What do you think American Christians should keep an eye on the most? Are there particular things that should be at the top of our prayer lists when we think about the developments in the Middle East and Northern Africa?
Pray that Christians in the Middle East find the ways, means, and courage to stay, and that other countries swing their doors wide open if it comes to the point that staying is no longer an option. Iraqi Christians have fled the violence in their country literally by the hundreds of thousands over the last few years — many of them took refuge in Syria, which is now on the brink of a devastating civil war. Let’s pray that other believers in the region are not forced into similar, unbearable scenarios.

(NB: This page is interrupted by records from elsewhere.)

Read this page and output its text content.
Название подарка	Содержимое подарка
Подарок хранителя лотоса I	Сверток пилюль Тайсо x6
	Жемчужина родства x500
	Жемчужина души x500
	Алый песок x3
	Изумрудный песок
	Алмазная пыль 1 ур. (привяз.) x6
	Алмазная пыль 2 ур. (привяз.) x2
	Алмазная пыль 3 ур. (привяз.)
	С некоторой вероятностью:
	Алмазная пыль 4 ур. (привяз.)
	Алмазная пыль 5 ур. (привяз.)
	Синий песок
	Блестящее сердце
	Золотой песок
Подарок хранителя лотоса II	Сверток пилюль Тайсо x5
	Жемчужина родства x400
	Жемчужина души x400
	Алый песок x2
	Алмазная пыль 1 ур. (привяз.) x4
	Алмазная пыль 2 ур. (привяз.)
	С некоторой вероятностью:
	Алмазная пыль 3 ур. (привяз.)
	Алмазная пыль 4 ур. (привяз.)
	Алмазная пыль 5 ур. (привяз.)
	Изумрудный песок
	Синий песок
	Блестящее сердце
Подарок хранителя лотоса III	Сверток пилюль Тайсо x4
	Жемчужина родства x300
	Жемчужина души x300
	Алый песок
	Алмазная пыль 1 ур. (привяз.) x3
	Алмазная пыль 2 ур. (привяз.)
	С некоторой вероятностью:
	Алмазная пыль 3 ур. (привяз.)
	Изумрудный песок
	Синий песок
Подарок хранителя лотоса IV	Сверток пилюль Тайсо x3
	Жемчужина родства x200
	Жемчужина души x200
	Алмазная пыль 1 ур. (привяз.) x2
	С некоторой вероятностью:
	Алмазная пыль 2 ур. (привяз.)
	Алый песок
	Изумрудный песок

We should also pray beyond just our fellow brothers and sisters in Christ, of course. In this respect we should pray earnestly that Muslim, Christian, and other citizens of Egypt, Tunisia, Libya, Syria, and beyond, will come to more clearly see that following the path of the Islamists will not bring them economic prosperity, social justice, and political freedom. In my opinion, it will almost certainly lead them to greater subjugation, isolation, and misery.